Il rap va all’asta. Notorious B.I.G. e altre storie dal mondo dell’hip-hop
Courtesy of Sotheby's

Il rap va all’asta. Notorious B.I.G. e altre storie dal mondo dell’hip-hop

di Marta Galli

Un’asta pioniera da Sotheby’s New York consacra la storia del rap tra cultura e consumismo.

Nel 1997 il fotografo Barron Claiborne aveva ricevuto l’incarico di scattare Christopher Wallace, meglio noto come Biggie/Biggie Smalls o Notorious B.I.G., per la copertina di Rap Pages Magazine. Pensò così di ritrarre il rapper nei panni di un “Re di New York”, seppur con una patina inusuale per lo stile “flamboyant” in auge nel mondo hip-hop allora; in una maniera per così dire più minimalista e disincantata. Aveva portato con sé un paio di corone di misure diverse, ma entrambe si rivelarono troppo piccole e si dovette infine rimuovere la schiuma all’interno. L’agente di Biggie, che lo aveva accompagnato sul set, non sembrava a suo agio con le scelte artistiche del fotografo, temendo che il cantante ne uscisse piuttosto come una sorta di “Burger King”. Tuttavia, quest’ultimo si mostrò ben disposto ad assecondare la visione di chi lo stava ritraendo. Tre giorni dopo, il rapper venne assassinato a Los Angeles.

«Alla luce dei tragici fatti che sono seguiti, quest’immagine di Notorius B.I.G. incoronato è diventata molto più di un ritratto» – racconta oggi Claiborne. «Lo ha trasformato in un aristocratico o un santo, per sempre immortalato non solo come King of New York, ma come un re della musica hip-hop e uno dei più grandi artisti di tutti i tempi».

Quella corona, rimasta per oltre vent’anni in possesso del fotografo, va oggi all’asta da Sotheby’s a New York (e online) all’interno di una vendita comprensiva di 120 lotti che documentano e celebrano la nascita e la rapida ascesa della cultura hip-hop, dagli Anni ’70 fino ad oggi e attraverso il suo periodo d’oro, negli Anni ’80 e ‘90. Un’evoluzione che ha fatto sentire il suo impatto non solo sulla musica e la moda, ma anche sulle abitudini sociali e il linguaggio.

Per molti dei lotti in asta è previsto che parte del ricavato della vendita sia devoluto in cause “charity” e tra i beneficiari figurano la Public Library Foundation nel Queens e altre associazioni non profit.
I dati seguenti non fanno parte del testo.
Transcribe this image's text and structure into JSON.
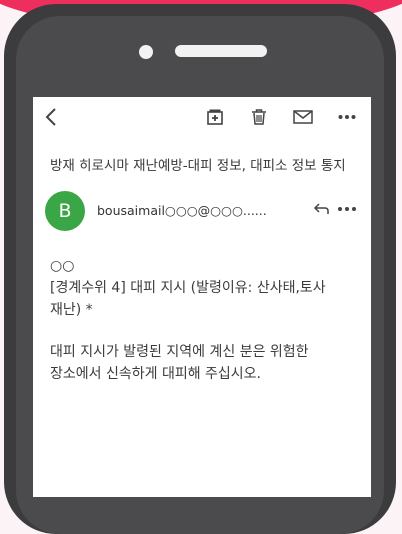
{
  "toolbar": {
    "back_icon": "chevron-left-icon",
    "archive_icon": "archive-add-icon",
    "delete_icon": "trash-icon",
    "mail_icon": "envelope-icon",
    "more_icon": "more-horizontal-icon"
  },
  "email": {
    "subject": "방재 히로시마 재난예방-대피 정보, 대피소 정보 통지",
    "avatar_letter": "B",
    "sender": "bousaimail○○○@○○○......",
    "body": {
      "line1": "○○",
      "line2": "[경계수위 4] 대피 지시 (발령이유: 산사태,토사",
      "line3": "재난) *",
      "line4": "대피 지시가 발령된 지역에 계신 분은 위험한",
      "line5": "장소에서 신속하게 대피해 주십시오."
    }
  },
  "colors": {
    "accent": "#ee2f5d",
    "avatar": "#3aa646",
    "phone": "#3c3c3e"
  }
}
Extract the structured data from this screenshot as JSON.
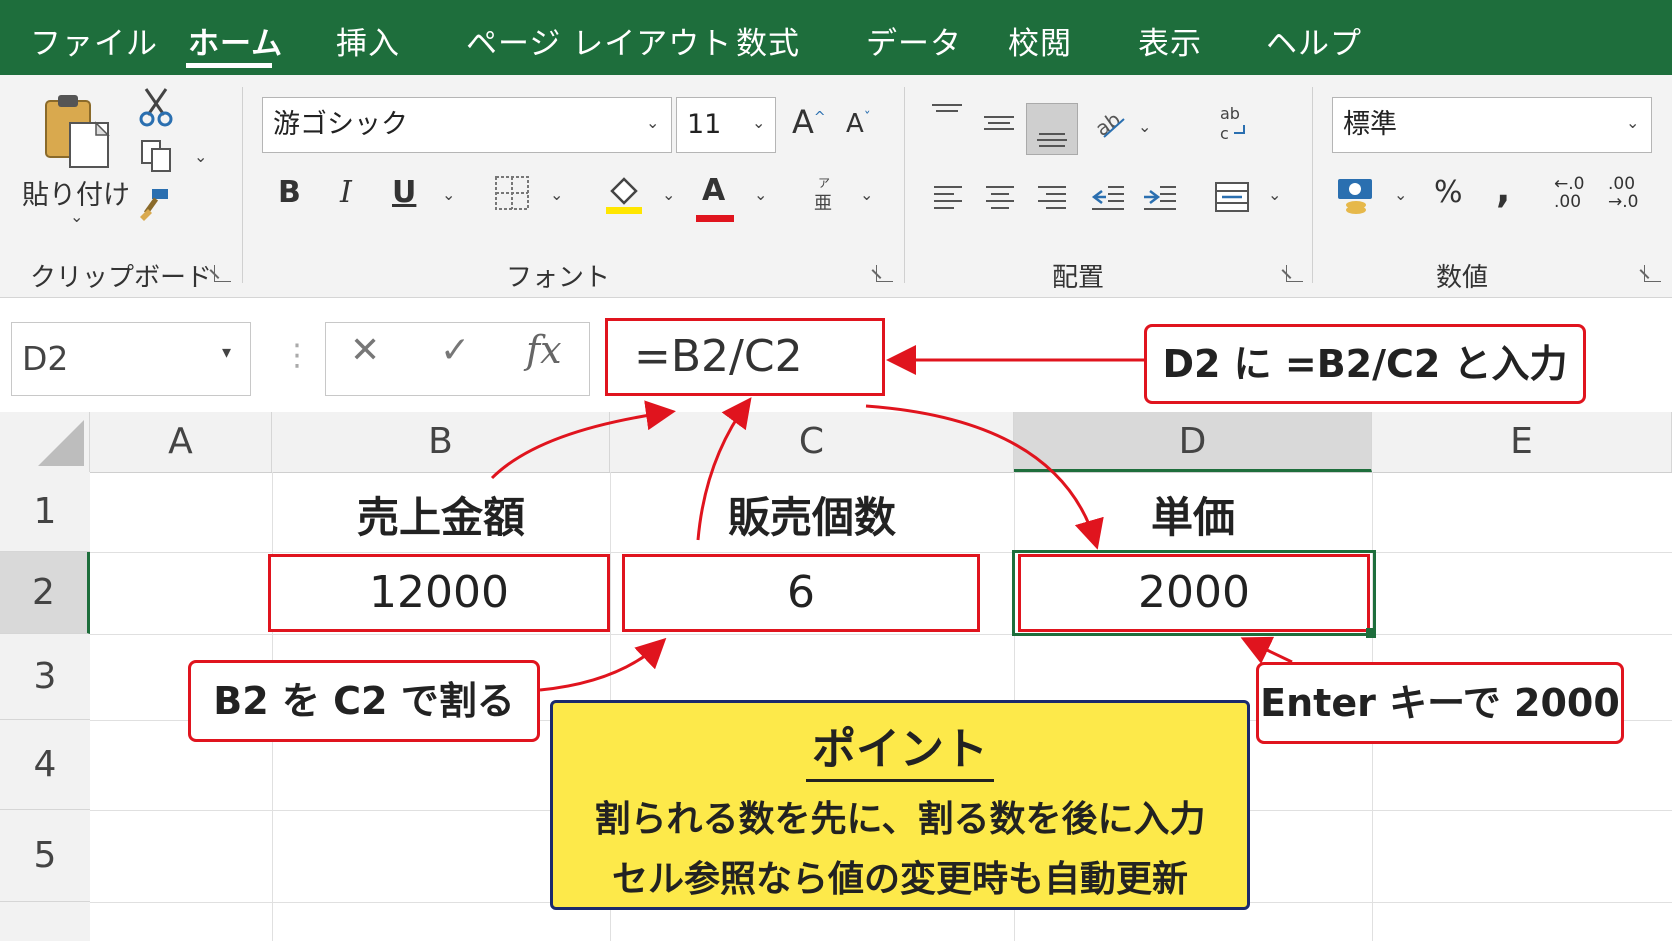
{
  "ribbon": {
    "tabs": [
      "ファイル",
      "ホーム",
      "挿入",
      "ページ レイアウト",
      "数式",
      "データ",
      "校閲",
      "表示",
      "ヘルプ"
    ],
    "active_tab": "ホーム",
    "clipboard": {
      "paste_label": "貼り付け",
      "group_label": "クリップボード"
    },
    "font": {
      "name": "游ゴシック",
      "size": "11",
      "bold": "B",
      "italic": "I",
      "underline": "U",
      "grow": "A",
      "shrink": "A",
      "font_color_glyph": "A",
      "group_label": "フォント"
    },
    "alignment": {
      "group_label": "配置"
    },
    "number": {
      "format": "標準",
      "percent": "%",
      "comma": ",",
      "inc_decimal": "←.0\n.00",
      "dec_decimal": ".00\n→.0",
      "group_label": "数値"
    }
  },
  "formula_bar": {
    "name_box": "D2",
    "cancel": "✕",
    "enter": "✓",
    "fx": "fx",
    "formula": "=B2/C2"
  },
  "grid": {
    "columns": [
      "A",
      "B",
      "C",
      "D",
      "E"
    ],
    "rows": [
      "1",
      "2",
      "3",
      "4",
      "5"
    ],
    "cells": {
      "B1": "売上金額",
      "C1": "販売個数",
      "D1": "単価",
      "B2": "12000",
      "C2": "6",
      "D2": "2000"
    },
    "selected_cell": "D2"
  },
  "annotations": {
    "formula_callout": "D2 に =B2/C2 と入力",
    "divide_callout": "B2 を C2 で割る",
    "enter_callout": "Enter キーで 2000",
    "point_title": "ポイント",
    "point_line1": "割られる数を先に、割る数を後に入力",
    "point_line2": "セル参照なら値の変更時も自動更新"
  },
  "colors": {
    "ribbon_green": "#1e6e3c",
    "highlight_red": "#e0141e",
    "point_yellow": "#fde94a",
    "point_border": "#1a2a6c"
  }
}
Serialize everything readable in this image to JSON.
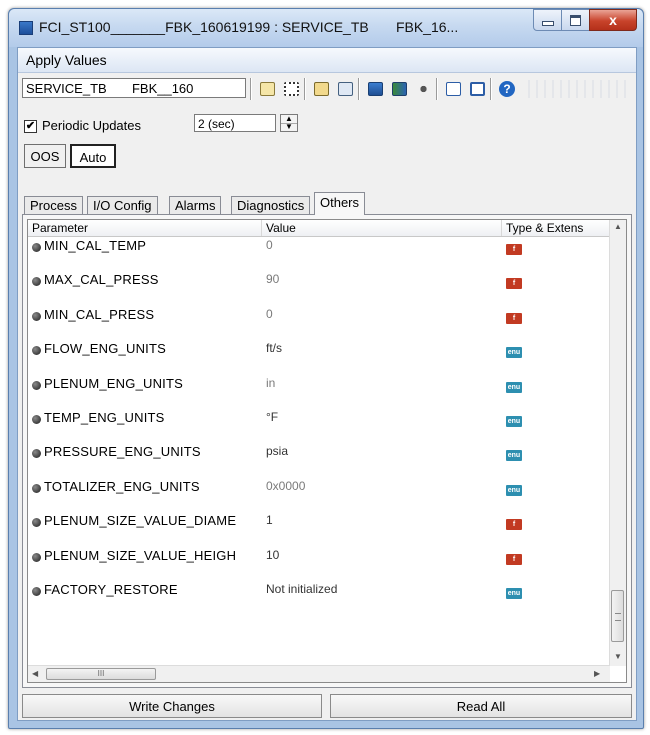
{
  "window": {
    "title": "FCI_ST100_______FBK_160619199 : SERVICE_TB       FBK_16...",
    "close_glyph": "x"
  },
  "menu": {
    "apply_values": "Apply Values"
  },
  "toolbar": {
    "block_name": "SERVICE_TB       FBK__160",
    "help_glyph": "?"
  },
  "periodic": {
    "checked_glyph": "✔",
    "label": "Periodic Updates",
    "interval": "2 (sec)"
  },
  "modes": {
    "oos": "OOS",
    "auto": "Auto"
  },
  "tabs": [
    "Process",
    "I/O Config",
    "Alarms",
    "Diagnostics",
    "Others"
  ],
  "active_tab": "Others",
  "grid": {
    "headers": {
      "parameter": "Parameter",
      "value": "Value",
      "type": "Type & Extens"
    },
    "rows": [
      {
        "name": "MIN_CAL_TEMP",
        "value": "0",
        "type": "f"
      },
      {
        "name": "MAX_CAL_PRESS",
        "value": "90",
        "type": "f"
      },
      {
        "name": "MIN_CAL_PRESS",
        "value": "0",
        "type": "f"
      },
      {
        "name": "FLOW_ENG_UNITS",
        "value": "ft/s",
        "type": "enu"
      },
      {
        "name": "PLENUM_ENG_UNITS",
        "value": "in",
        "type": "enu"
      },
      {
        "name": "TEMP_ENG_UNITS",
        "value": "°F",
        "type": "enu"
      },
      {
        "name": "PRESSURE_ENG_UNITS",
        "value": "psia",
        "type": "enu"
      },
      {
        "name": "TOTALIZER_ENG_UNITS",
        "value": "0x0000",
        "type": "enu"
      },
      {
        "name": "PLENUM_SIZE_VALUE_DIAME",
        "value": "1",
        "type": "f"
      },
      {
        "name": "PLENUM_SIZE_VALUE_HEIGH",
        "value": "10",
        "type": "f"
      },
      {
        "name": "FACTORY_RESTORE",
        "value": "Not initialized",
        "type": "enu"
      }
    ],
    "type_badges": {
      "f": "f",
      "enu": "enu"
    }
  },
  "scroll": {
    "hthumb_grip": "III"
  },
  "footer": {
    "write": "Write Changes",
    "read": "Read All"
  },
  "colors": {
    "float_badge": "#c23a22",
    "enum_badge": "#2d8fb0",
    "title_bar": "#c6d9f0"
  }
}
Scorrendo la lista di oggetti si trovano anche due lettere d’amore firmate e scritte da Tupac Shakur adolescente, che svelano tra le righe aspetti inediti della sua biografia. Le vicende personali di cosiddette “icone”, come Biggie e Tupac, sono infatti evocate qui «da lotti che offrono uno sguardo introspettivo, a loro modo, alla personalità dietro alla figura pubblica di ciascuno dei due», ha commentato Cassandra Hatton, Vice Presidente e Senior Specialist del dipartimento di Libri e Manoscritti da Sotheby’s.

Oltre ai cimeli più intimistici e di valore narrativo, non mancano articoli già cult e “alla moda” come lo skateboard con relativa custodia, la valigetta e la felpa con cappuccio frutto della collaborazione tra Louis Vuitton e Supreme nel 2017, tutti contrassegnati dal “monogram” e dal logo del marchio street. Oggetti con cui Sotheby’s sembra strizzare l’occhio a un pubblico giovane, potenzialmente il collezionista di domani. E d’altra parte, non è la sola casa d’aste ad andare in questa direzione. Ma è evidente che il fenomeno hip-hop è stato anche questo: un’apparente democratizzazione del mondo del lusso – o viceversa un rincaro della “coolness” di strada – a cui resistere è ormai impossibile.